The United States, China, and International Law

Principal Investigator: Jacques deLisle, Professor of Law

Co-Principal Investigator: William W. Burke-White, Deputy Dean and Professor of Law, and Richard Perry Professor and Inaugural Director, Perry World House

Lead School: Penn Law

Penn Partners: Center for the Study of Contemporary China, Perry World House

Chinese Partners: Tsinghua University (Law School); Shanghai Jiaotong University (Law School)

Project Background

The contemporary international legal consists largely of rules and institutions created or affirmed in the Post-World War II Era, principally underwritten by the United States and its allies, and attaining unprecedented global reach in the post-Cold War period. Today, the rise of new powers – and especially China – poses challenges to and opportunities for the status quo legal order and its capacity to address international economic, political, and other problems.

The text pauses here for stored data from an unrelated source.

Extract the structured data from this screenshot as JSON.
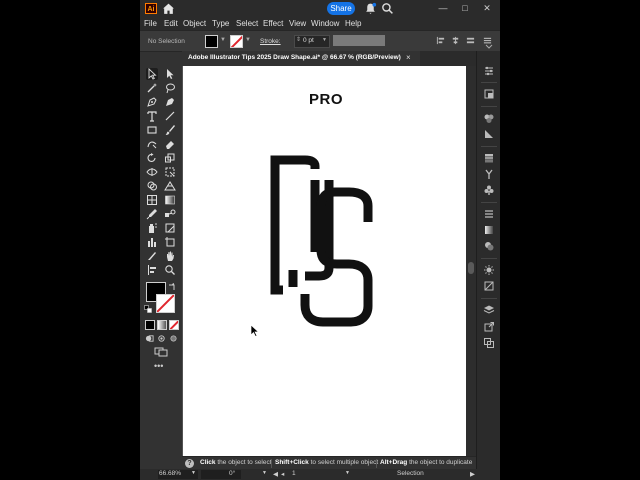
{
  "app": {
    "logo": "Ai"
  },
  "titlebar": {
    "share_label": "Share"
  },
  "menu": [
    "File",
    "Edit",
    "Object",
    "Type",
    "Select",
    "Effect",
    "View",
    "Window",
    "Help"
  ],
  "control_bar": {
    "selection_label": "No Selection",
    "stroke_label": "Stroke:",
    "stroke_value": "0 pt"
  },
  "document": {
    "tab_title": "Adobe Illustrator Tips 2025 Draw Shape.ai* @ 66.67 % (RGB/Preview)",
    "close_label": "×"
  },
  "artboard": {
    "heading": "PRO"
  },
  "hint_bar": {
    "help_icon": "?",
    "click_key": "Click",
    "click_text": " the object to select",
    "shift_key": "Shift+Click",
    "shift_text": " to select multiple object",
    "alt_key": "Alt+Drag",
    "alt_text": " the object to duplicate"
  },
  "status_bar": {
    "zoom": "66.68%",
    "rotation": "0°",
    "artboard_number": "1",
    "tool_name": "Selection"
  },
  "colors": {
    "fill": "#000000",
    "stroke": "none",
    "accent": "#1473e6",
    "logo_stroke": "#111111"
  }
}
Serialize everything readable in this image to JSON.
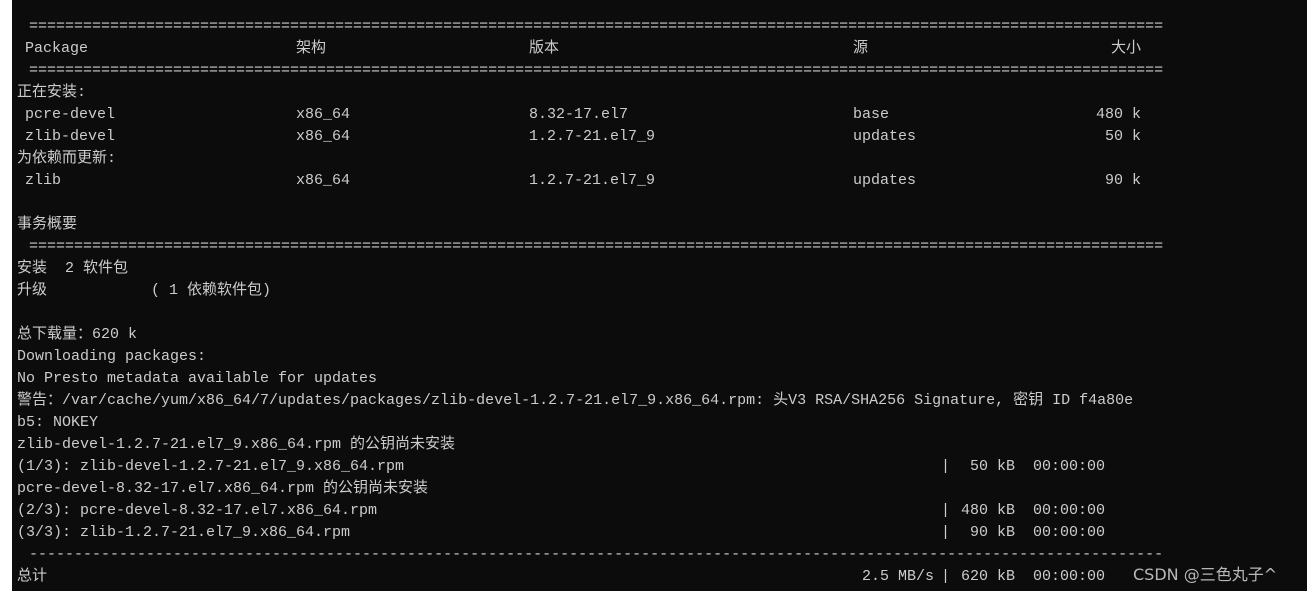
{
  "table": {
    "headers": {
      "package": "Package",
      "arch": "架构",
      "version": "版本",
      "repo": "源",
      "size": "大小"
    },
    "installing_label": "正在安装:",
    "installing": [
      {
        "package": "pcre-devel",
        "arch": "x86_64",
        "version": "8.32-17.el7",
        "repo": "base",
        "size": "480 k"
      },
      {
        "package": "zlib-devel",
        "arch": "x86_64",
        "version": "1.2.7-21.el7_9",
        "repo": "updates",
        "size": "50 k"
      }
    ],
    "dep_update_label": "为依赖而更新:",
    "dep_updates": [
      {
        "package": "zlib",
        "arch": "x86_64",
        "version": "1.2.7-21.el7_9",
        "repo": "updates",
        "size": "90 k"
      }
    ]
  },
  "summary": {
    "title": "事务概要",
    "install": "安装  2 软件包",
    "upgrade_label": "升级",
    "upgrade_value": "( 1 依赖软件包)",
    "total_download": "总下载量：620 k"
  },
  "log": {
    "downloading": "Downloading packages:",
    "presto": "No Presto metadata available for updates",
    "warning1": "警告：/var/cache/yum/x86_64/7/updates/packages/zlib-devel-1.2.7-21.el7_9.x86_64.rpm: 头V3 RSA/SHA256 Signature, 密钥 ID f4a80e",
    "warning2": "b5: NOKEY",
    "nokey1": "zlib-devel-1.2.7-21.el7_9.x86_64.rpm 的公钥尚未安装",
    "nokey2": "pcre-devel-8.32-17.el7.x86_64.rpm 的公钥尚未安装",
    "downloads": [
      {
        "name": "(1/3): zlib-devel-1.2.7-21.el7_9.x86_64.rpm",
        "size": "50 kB",
        "time": "00:00:00"
      },
      {
        "name": "(2/3): pcre-devel-8.32-17.el7.x86_64.rpm",
        "size": "480 kB",
        "time": "00:00:00"
      },
      {
        "name": "(3/3): zlib-1.2.7-21.el7_9.x86_64.rpm",
        "size": "90 kB",
        "time": "00:00:00"
      }
    ],
    "total_label": "总计",
    "total_speed": "2.5 MB/s",
    "total_size": "620 kB",
    "total_time": "00:00:00",
    "bar": "|"
  },
  "watermark": "CSDN @三色丸子^"
}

Until relatively recently, China rejected the international legal order that the U.S. and Western states forged in the postwar period. Following the beginning of China's Reform Era in the late 1970s, China sought to join international legal regimes on status quo-accepting terms. More recently, a more powerful and confident China has become more assertive in pressing reformist, even revisionist views of international law. The U.S. has generally welcomed China's fuller engagement in the international system – including its legal aspects – and has viewed engagement as a means to promote China's acceptance of existing structures and underlying norms.

At the same time, the U.S. has grown wary of China's agenda and its possible threat to an order that the U.S. sees as providing international public goods and serving U.S. and wider global interests. Even if that order generally can accommodate a rising China, substantive law and institutions will have to adapt, with significant implications for existing rules and institutions.